The UTC or governing body shall review the proposal and approve, modify, or reject the plan. Expenditures identified in the plan as necessary for ensuring reliability, including acquisition or operation of infrastructure, may be recovered through a reliability charge, a value of distributed generation tariff, or other mechanism. The charge, tariff, or mechanism may be adopted if the UTC or governing body determines that: (1) ratepayers would realize net benefits; (2) associated costs are just and reasonable; and (3) the proposed mechanism does not discriminate between customers that generate more revenues for the utility and "prosumers" who generate less revenues.

Prosumer means: (1) A customer-generator or an electric utility customer with a production meter connected to a utility's distribution system that measures production of electricity generated on the customer's premises, where such electricity is intended to offset part or all of the customer's electricity requirements; or (2) An electric utility customer who enters into a special arrangement with a utility to obtain premium services, such as enhanced reliability or voltage control, requiring extraordinary capital investment, or provide premium services, such as demand response, energy storage, and load management.

Utility Rate Design.

Value of Distributed Generation Tariff.

Upon request by an electrical company, the UTC must by rule establish a methodology for a value of distributed generation (VODG) tariff. In the case of a consumer-owned utility, the VODG tariff must be developed through a public process by the governing body, who may develop its own or adopt one that the UTC has developed. This tariff must compensate prosumers for the value to the utility and its customers of installing and operating distributed generation resources interconnected to the utility system. The methodology must include a method for calculating eight component values, such as avoided fuel costs and avoided transmission costs, as well as the costs of integrating service to new customers into existing service. The UTC or governing body must publish a calculation table, to be populated by the utility.

A utility with an approved distribution resources plan may implement a VODG tariff. The utility need not utilize all the values established in the methodology when calculating the VODG tariff, but if it decides not to incorporate a value or to incorporate different values, the utility must issue a statement explaining its decision. Such statement must describe why the decision is not discriminatory against prosumers. The tariff may be recalculated when the utility deems such recalculation necessary, in light of changed circumstances.

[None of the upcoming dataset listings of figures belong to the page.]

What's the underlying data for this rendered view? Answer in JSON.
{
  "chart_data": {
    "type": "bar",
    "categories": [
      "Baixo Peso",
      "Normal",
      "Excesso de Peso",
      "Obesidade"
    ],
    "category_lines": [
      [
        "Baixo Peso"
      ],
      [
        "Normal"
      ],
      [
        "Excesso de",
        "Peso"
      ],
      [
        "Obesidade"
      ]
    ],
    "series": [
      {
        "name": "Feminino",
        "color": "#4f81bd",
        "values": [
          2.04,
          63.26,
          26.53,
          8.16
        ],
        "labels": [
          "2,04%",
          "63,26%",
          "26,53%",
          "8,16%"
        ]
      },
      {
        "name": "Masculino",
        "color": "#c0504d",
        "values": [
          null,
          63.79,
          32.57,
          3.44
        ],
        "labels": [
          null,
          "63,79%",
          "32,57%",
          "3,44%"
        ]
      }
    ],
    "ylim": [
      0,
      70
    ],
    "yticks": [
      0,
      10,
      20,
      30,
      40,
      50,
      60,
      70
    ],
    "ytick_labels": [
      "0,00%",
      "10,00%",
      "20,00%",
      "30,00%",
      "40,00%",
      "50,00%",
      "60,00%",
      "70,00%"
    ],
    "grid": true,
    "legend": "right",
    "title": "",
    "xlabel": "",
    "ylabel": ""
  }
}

In the VODG tariff, the relative value of the distributed generation asset must be determined, as compared to a "benchmark generation asset." "Benchmark generation asset" generally means a natural gas combined cycle turbine with an emissions output equivalent to the average reported by the Department of Commerce, as required under the state Greenhouse Gas Emissions Performance Standard. However, in the special case of a utility that is not acquiring new generation (such utilities are often described as "long on power"), the benchmark generation asset is the existing generation asset that generates electricity from the dominant resource in the utility's portfolio, which is the resource with the highest percentage as documented in the utility's Fuel Mix Disclosure statement

Long-term Contract Mechanism.

An electric utility with an approved distribution resources plan may adopt a long-term contract mechanism. A prosumer is guaranteed a fixed price payment at a retail rate for a certain level of electricity that the prosumer commits to generating over an interval of time specified in the contract, such as quarter over quarter or year over year.

Renewable Energy Investment Cost Recovery Incentive Program.

Legislative findings indicate that the Legislature intends to extend and modify the Renewable Energy Investment Cost Recovery Incentive Program in order to: (1) improve utilization of the incentive by residents, utilities, and businesses; (2) streamline program administration; and (3) incubate the development of clean energy manufacturing.

Appropriation: None.

Fiscal Note: Requested February 13, 2015.

Effective Date: The bill takes effect 90 days after adjournment of the session in which the bill is passed.